Auteur : Ludivine MUNOS
BIO : En 3 participations aux Jeux Paralympiques (Atlanta 1996, Sydney 2000 et Athènes 2004), cette nageuse a gagné 12 médailles : 3 en or, 7 d’argent et 2 en bronze. Après sa carrière sportive, titulaire d’un Master de l’IAE Aix-Marseille Graduate School of Management, elle travaille dans le privé, notamment chez EDF, pendant 15 ans. Depuis avril 2020, elle est responsable Intégration paralympique Paris 2024 au sein du Comité d’organisation des Jeux.
Pouvez-vous nous présenter votre rôle dans Paris 2024 ?
Je suis Responsable de l’intégration paralympique.
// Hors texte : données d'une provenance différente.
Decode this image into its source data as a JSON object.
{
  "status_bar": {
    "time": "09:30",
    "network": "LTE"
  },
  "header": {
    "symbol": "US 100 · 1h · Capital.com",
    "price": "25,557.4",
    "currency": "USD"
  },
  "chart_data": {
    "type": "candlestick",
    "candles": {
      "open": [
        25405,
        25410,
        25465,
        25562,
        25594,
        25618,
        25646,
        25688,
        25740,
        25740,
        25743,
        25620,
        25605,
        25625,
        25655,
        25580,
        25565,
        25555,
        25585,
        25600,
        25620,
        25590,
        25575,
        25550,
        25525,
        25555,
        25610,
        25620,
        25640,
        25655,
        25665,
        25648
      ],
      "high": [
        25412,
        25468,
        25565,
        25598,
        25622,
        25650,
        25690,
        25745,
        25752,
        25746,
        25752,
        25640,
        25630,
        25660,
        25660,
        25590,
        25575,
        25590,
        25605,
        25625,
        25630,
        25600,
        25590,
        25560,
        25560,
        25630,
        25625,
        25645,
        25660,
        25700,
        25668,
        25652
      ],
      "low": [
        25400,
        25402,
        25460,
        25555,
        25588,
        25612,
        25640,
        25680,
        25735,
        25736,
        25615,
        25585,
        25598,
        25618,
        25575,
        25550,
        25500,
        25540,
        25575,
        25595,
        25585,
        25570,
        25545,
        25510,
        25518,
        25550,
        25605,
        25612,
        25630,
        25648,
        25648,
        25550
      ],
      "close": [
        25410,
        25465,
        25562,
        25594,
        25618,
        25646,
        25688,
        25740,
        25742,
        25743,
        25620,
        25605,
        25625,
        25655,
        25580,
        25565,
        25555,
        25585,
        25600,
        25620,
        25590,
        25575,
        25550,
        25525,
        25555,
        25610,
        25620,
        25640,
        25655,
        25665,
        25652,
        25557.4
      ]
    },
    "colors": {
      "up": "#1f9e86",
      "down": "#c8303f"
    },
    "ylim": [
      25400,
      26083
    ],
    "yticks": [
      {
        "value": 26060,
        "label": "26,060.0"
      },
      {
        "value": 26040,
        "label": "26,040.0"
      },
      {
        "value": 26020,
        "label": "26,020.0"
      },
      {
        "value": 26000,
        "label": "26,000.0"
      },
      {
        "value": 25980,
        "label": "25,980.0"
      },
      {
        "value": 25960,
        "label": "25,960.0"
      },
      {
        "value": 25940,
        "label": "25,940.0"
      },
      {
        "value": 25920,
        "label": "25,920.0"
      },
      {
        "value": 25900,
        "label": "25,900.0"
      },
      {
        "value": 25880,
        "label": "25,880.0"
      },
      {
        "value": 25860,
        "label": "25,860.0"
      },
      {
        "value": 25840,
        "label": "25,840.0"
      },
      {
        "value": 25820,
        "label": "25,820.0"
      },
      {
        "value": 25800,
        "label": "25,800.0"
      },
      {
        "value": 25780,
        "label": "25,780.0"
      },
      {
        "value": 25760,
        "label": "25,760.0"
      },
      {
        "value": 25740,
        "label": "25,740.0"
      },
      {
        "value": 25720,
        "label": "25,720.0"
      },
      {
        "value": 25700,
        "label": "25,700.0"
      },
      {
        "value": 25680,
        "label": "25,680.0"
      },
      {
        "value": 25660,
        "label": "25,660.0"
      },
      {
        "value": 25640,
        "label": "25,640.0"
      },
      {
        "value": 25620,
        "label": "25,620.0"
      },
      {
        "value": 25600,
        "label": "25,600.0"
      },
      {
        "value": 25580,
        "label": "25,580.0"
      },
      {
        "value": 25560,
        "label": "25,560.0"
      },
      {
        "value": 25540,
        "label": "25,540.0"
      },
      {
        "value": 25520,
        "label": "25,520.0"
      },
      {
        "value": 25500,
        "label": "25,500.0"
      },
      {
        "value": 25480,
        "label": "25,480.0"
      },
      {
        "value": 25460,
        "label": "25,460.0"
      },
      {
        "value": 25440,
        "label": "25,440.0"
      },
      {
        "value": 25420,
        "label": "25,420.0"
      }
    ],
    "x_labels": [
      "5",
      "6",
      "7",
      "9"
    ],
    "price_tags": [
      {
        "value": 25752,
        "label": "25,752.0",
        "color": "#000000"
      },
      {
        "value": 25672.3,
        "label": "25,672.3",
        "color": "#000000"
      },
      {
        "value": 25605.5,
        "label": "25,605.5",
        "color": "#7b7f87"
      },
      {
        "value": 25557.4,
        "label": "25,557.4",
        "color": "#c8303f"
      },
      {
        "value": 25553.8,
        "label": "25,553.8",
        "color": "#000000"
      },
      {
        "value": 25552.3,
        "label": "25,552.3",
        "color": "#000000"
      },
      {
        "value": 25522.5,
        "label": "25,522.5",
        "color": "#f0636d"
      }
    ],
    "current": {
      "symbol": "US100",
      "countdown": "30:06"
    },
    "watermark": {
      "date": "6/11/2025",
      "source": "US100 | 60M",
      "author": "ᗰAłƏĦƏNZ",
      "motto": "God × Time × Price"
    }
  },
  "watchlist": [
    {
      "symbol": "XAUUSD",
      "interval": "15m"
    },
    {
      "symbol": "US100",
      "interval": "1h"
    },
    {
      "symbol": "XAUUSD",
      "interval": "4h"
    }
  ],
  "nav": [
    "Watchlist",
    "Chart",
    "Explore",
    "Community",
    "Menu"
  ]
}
Nous sommes une équipe de quatre personnes : trois sont dédiées à l’accessibilité universelle et la quatrième s’assure de diffuser au sein de notre organisation les spécificités des Paralympiques.
Nous sommes rattachés à la planification, c’est-à-dire l’entité qui détient la vision d’ensemble du projet. Paris 2024 est organisé comme un match à 2 mi-temps, la première pour les Jeux olympiques et la seconde pour les Jeux Paralympiques. Cela signifie que chaque personne qui gère un sujet le fait toujours pour l’ensemble du match, les 2 mi-temps. Dans notre processus interne de gestion de projets, les critères ont été mis en place à chaque étape pour s’assurer que l’enjeu d’accessibilité est pris en compte dans chaque projet. Cela permet à notre équipe d’être toujours associée au bon moment, aux bonnes étapes pour permettre la prise en compte et la validation de l’accessibilité. Nous avons un rôle d’appui et de conseil : expliquer en quoi c’est important, proposer de l’aide si besoin.
Vous venez de nous mentionner la notion d’accessibilité universelle, que l’on trouve également dans les communications de Paris 2024. Pouvez- vous nous expliquer cette notion ?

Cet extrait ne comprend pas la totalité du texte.